The crisis is, after all, not local but global. Growing debt, social unrest, food shortages and out of control fuel prices are some of the main causes of the spread of economic gloom in rich and poor countries. But each country must find its own way to deal with its particular conditions and challenges. Crisis response, therefore, to reinvoke a once fashionable but now all but forgotten neologism, will have to be glocal – responding to global calamities with local opportunities.

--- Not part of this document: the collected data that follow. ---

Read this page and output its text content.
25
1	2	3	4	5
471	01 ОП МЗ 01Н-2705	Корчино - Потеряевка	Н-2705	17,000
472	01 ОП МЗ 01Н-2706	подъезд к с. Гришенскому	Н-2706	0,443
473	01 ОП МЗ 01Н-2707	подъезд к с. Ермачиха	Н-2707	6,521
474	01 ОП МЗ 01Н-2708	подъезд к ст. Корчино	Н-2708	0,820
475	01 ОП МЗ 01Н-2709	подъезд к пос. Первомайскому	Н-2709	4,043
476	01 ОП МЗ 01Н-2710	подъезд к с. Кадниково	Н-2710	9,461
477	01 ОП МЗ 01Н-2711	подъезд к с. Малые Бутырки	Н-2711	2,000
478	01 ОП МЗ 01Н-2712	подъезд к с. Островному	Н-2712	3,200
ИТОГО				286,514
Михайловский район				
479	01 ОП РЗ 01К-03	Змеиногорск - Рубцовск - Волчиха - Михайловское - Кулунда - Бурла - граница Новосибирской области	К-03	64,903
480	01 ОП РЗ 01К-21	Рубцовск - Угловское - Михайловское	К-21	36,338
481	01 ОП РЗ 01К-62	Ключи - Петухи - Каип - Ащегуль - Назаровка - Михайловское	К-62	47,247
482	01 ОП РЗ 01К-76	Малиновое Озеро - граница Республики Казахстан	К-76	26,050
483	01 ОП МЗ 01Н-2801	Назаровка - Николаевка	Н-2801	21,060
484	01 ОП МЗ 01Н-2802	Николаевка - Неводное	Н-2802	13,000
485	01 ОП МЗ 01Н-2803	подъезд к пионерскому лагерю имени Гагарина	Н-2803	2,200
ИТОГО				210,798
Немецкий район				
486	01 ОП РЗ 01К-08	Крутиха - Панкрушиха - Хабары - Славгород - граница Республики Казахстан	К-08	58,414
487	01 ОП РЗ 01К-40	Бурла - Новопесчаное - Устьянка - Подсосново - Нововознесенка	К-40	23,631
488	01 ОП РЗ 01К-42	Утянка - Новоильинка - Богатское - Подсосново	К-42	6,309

For us in India, the lessons of Sri Lanka should be obvious. Strong if not visionary leadership, social cohesion, fiscal prudence and intelligent steering of the ship of state in globally troubled waters. As opposed to excessive populism, handouts, bailouts, ideological grandstanding and continued civil unrest. These are among the greatest threats to democracies and free societies around the world. Let’s wake up: for us, despite the global contagion, the enemies are much more internal than external.